With Universal Apps, iPhone and iOS apps can easily work on an Apple chip computer. Just look at the announcement from super awesome editing app LumaFusion on taking their stellar iPad editing app to the computer.
In other big news, Blackmagic announced an update to their popular color correction and editing software, plus a bunch of new hardware including a Speed Editor. When people are looking to get into editing a bit more seriously without putting much money down I always mention Resolve because it’s 100% free and only keeps getting better.
Those were the two big headline stories in video world last week. But the two smaller tidbits that caught my eye were on a new daily mix feature from YouTube and a story on grocers (yes, the companies that sell you your food).
I’ll break down why I found it interesting below, along with some more interesting video gear.
Biggest headliner of the week but least surprising are the first Apple computers with Apple’s own M1 chip. It’ll take a few years to full shift from Intel to their own chips. The first computers they’ve announced are not their most souped-up models, so expect lots of power and speed updates once we start seeing M1 iMacs and Mac Pros.

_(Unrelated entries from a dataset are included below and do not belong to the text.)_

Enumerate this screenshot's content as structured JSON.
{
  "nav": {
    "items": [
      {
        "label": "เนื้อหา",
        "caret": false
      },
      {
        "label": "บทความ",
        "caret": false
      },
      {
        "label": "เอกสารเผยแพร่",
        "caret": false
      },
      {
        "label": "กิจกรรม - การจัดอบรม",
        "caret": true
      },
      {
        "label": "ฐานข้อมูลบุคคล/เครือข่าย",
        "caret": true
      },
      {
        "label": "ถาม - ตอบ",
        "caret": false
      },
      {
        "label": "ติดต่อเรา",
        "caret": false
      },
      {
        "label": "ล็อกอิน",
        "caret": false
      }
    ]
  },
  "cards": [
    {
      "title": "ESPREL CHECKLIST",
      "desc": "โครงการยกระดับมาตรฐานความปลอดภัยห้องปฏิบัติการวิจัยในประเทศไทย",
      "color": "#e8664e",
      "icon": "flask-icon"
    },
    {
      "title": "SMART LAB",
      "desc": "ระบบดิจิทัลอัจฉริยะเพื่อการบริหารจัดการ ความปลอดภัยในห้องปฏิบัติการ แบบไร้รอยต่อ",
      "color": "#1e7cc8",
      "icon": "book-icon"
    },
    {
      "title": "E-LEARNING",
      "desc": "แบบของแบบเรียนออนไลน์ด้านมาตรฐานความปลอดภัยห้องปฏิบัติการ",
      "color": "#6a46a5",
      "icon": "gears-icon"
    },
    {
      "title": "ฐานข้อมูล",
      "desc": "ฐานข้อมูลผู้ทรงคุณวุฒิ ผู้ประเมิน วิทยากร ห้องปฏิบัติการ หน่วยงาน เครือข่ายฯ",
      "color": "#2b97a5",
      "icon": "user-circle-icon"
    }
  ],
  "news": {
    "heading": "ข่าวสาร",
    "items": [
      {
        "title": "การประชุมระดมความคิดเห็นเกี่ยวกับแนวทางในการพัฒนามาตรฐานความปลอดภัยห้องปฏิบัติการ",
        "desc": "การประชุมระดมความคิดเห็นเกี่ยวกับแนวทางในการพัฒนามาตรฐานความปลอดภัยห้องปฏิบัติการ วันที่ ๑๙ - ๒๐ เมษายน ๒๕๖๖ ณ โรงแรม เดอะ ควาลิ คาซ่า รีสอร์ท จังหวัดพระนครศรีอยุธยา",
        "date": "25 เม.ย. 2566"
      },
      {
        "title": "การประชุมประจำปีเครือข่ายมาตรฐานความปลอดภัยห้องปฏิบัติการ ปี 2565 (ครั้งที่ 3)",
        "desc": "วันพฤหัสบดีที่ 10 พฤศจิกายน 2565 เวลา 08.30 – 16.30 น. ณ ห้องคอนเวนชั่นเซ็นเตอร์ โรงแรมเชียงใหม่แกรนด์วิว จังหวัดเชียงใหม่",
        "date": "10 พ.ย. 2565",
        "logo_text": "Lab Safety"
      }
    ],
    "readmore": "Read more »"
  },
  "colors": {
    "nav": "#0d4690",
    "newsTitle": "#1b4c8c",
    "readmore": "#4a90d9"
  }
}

But unless you’re doing heavy graphics work, they’ve said their lower end MacBook Air can handle editing 4K footage natively, which is impressive in itself.
There are over 300 updates in version 17. A lot of them have to do with Resolve’s color correction features (which is original use). Check out the full episode for the editing specific updates (mainly auto-reframing projects for social media and better audio syncing).
Of all the new hardware Blackmagic announced, this Speed Editor is the most interesting. It mimics the old-school shuttle wheel to navigate your footage. Blackmagic says you can use this device to replace your keyboard while editing. If you’re just starting out that could 100% be true and I’d love to get some feedback from people on how that goes. If you’re a longtime editor with lots of muscle memory on a regular keyboard then I’m even more curious how this device behaves.
The key to good video is nice, clean audio, and few devices can do that better than a lavalier clipped on to a speaker’s shirt. This Zoom device makes that super easy by being both a lavalier and audio recorder in one.
This isn’t a new creation, but the problem with the self contained device is you can’t monitor audio levels to lower the volume if your speaker suddenly starts talking louder. Well this updated Zoom F2 records in 32-bit float, which means it records such a huge range of audio data that it’s nearly impossible to distort from a loud talker.
When I first saw this news I thought, “Really, another drone?”
The path to aerial domination is littered with failed attempts (3DR and GoPro’s Karma being some high profile ones). DJI rules the sky.
But as I thought more I realized Sony does have one advantage – they are by far superior sensor manufacturers. Their A7s cameras are known for being able to shoot in near darkness.
So maybe a drone from a sensor manufacturer is enough to break free.
This new YouTube feature is just for their music section, but I don’t think it’s a stretch to imagine this coming to videos sometime soon. An AI generated daily playlist of curated videos from high profile sources, like news channels, plus videos selected by YouTube’s algorithm for the user. That’s why it’s always important to make sure your video’s SEO is the best it can be. Check out this video I did breaking down my 9 step checklist on YouTube SEO.
So this story has absolutely nothing to do with video. But it is about audience and who owns your audience. Grocers are relying on Instacart and other apps for facilitating at-home orders, but who owns that customer data? The grocer or the app?
This is the same dilemma for businesses on any major platform. When you build out your business and rely heavily on a single platform (Amazon, Instagram, YouTube), you don’t own the direct connection with your audience/customers. You’ve always got to think of the what-ifs. What if they change the algorithm and ad revenue suddenly vanishes or my views plummet?
Email has proved itself to be nearly future-proof. So you’ve got to think about building other connections with your audience that you control 100%.